SAO PAULO: When beheaded, disemboweled corpses stacked up in Brazilian jails, it looked like bloody chaos caused by overcrowding.
But experts see method in last week’s madness.
They say it was part of a war between organised drug gangs in one of the world’s most important cocaine markets and trafficking routes.
Last week’s series of massacres left 100 prisoners dead -- many of them active members of gangs, authorities said. The government has deployed 200 emergency personnel to secure the two prisons where the most blood was shed.
The largest bloodbath appeared to be an orchestrated mass killing targeting members of Brazil’s biggest gang, the First Capital Command (PCC).
It was thought to be a backlash by the PCC’s rivals for its violent expansion.
Authorities say the Sao Paulo-based PCC seized control of the country’s southern supply routes last year by gunning down powerful drug trafficker Jorge Rafaat.
Its expansion has made it an outright enemy of the second-biggest Brazilian gang, the Red Command (CV), based in Rio de Janeiro.
After the Rafaat killing gave it control of a key Paraguayan border route, the PCC then turned its attention to securing control of the north.

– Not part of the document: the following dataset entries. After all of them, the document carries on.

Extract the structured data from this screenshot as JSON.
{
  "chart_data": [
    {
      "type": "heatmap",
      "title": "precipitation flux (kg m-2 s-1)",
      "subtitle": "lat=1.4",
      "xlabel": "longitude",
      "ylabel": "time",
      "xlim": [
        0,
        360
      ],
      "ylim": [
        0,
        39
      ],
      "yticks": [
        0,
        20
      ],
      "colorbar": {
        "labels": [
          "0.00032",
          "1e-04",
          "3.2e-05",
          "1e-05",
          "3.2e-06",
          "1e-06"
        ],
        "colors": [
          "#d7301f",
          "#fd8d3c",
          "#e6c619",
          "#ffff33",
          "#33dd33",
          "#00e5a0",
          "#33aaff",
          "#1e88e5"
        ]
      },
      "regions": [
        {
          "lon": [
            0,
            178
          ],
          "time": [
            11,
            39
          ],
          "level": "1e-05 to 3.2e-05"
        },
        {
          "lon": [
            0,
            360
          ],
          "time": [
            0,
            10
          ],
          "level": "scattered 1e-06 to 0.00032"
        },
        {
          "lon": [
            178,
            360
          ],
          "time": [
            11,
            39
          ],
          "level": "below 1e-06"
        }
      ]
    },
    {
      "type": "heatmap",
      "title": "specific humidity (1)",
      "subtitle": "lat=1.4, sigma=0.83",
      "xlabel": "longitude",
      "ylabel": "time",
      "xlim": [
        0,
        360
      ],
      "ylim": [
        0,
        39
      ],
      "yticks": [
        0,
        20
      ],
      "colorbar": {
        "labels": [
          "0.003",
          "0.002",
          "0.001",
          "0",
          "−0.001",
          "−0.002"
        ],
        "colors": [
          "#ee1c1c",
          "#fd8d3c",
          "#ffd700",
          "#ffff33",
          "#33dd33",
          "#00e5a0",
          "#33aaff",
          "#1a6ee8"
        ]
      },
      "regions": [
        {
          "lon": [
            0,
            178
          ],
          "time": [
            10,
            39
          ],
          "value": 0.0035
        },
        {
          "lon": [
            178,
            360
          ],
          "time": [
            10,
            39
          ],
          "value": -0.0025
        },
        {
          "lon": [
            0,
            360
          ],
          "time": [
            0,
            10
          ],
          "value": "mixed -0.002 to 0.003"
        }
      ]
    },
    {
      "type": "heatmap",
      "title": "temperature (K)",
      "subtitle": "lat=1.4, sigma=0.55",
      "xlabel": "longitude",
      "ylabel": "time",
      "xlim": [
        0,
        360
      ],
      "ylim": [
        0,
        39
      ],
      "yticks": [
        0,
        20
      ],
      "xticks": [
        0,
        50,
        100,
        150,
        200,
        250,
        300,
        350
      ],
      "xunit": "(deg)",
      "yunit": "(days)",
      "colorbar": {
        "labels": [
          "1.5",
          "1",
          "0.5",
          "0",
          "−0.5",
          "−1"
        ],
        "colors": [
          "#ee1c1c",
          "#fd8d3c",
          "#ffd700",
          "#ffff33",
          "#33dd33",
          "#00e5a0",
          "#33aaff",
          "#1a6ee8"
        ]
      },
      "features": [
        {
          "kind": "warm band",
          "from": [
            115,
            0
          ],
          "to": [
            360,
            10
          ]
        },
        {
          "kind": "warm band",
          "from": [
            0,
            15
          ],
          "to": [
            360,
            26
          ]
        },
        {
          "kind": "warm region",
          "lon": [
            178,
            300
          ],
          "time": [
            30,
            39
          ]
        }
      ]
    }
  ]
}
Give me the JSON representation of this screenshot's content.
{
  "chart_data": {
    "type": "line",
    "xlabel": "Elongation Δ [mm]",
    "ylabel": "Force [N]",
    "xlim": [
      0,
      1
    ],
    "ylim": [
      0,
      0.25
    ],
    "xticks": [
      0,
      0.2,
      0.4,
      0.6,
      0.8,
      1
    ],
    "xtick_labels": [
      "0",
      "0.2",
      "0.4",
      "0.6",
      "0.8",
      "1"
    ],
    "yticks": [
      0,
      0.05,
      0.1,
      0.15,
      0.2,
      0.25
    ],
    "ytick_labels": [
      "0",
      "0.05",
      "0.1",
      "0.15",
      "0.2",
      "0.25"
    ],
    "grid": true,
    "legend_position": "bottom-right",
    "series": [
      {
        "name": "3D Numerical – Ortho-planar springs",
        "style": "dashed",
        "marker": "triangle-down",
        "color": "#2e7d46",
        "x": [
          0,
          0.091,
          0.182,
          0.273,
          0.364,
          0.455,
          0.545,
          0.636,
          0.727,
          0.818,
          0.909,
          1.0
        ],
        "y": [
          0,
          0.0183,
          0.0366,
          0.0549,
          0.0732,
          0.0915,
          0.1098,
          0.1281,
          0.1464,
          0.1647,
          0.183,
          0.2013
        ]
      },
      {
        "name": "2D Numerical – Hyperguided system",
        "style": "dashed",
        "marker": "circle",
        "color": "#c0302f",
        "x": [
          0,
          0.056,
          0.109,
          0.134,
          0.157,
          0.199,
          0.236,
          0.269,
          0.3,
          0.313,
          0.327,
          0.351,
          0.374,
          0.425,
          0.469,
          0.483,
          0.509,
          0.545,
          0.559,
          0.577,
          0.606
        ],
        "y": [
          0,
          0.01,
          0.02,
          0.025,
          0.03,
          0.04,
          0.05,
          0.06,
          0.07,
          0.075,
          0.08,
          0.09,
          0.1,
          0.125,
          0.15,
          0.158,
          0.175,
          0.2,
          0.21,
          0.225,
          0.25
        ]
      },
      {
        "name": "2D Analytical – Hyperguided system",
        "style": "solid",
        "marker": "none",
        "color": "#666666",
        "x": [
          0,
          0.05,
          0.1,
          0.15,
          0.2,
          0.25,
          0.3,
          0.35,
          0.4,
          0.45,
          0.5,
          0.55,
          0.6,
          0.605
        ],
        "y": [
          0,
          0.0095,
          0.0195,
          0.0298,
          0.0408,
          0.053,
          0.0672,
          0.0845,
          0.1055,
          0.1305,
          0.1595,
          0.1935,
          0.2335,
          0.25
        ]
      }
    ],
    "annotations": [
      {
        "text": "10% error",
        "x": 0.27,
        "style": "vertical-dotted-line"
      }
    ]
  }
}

“What it wants is to dominate the whole of Brazil,” said Marcio Sergio Christino, a public prosecutor of organised crime.
“The Red Command used to use southern trafficking routes that are now controlled by the PCC,” said Christino.
After the killing, the Red Command “had to look for alternative routes in the north,” he said.
There it joined forces with the third most-powerful faction in Brazil, Family of the North (FDN), “to forge an alternative route to the one used by the PCC.”
Authorities said FDN members were the ones who beheaded and mutilated PCC members in the biggest of last week’s massacres, in a jail in the northern state of Amazonas that left 60 people dead.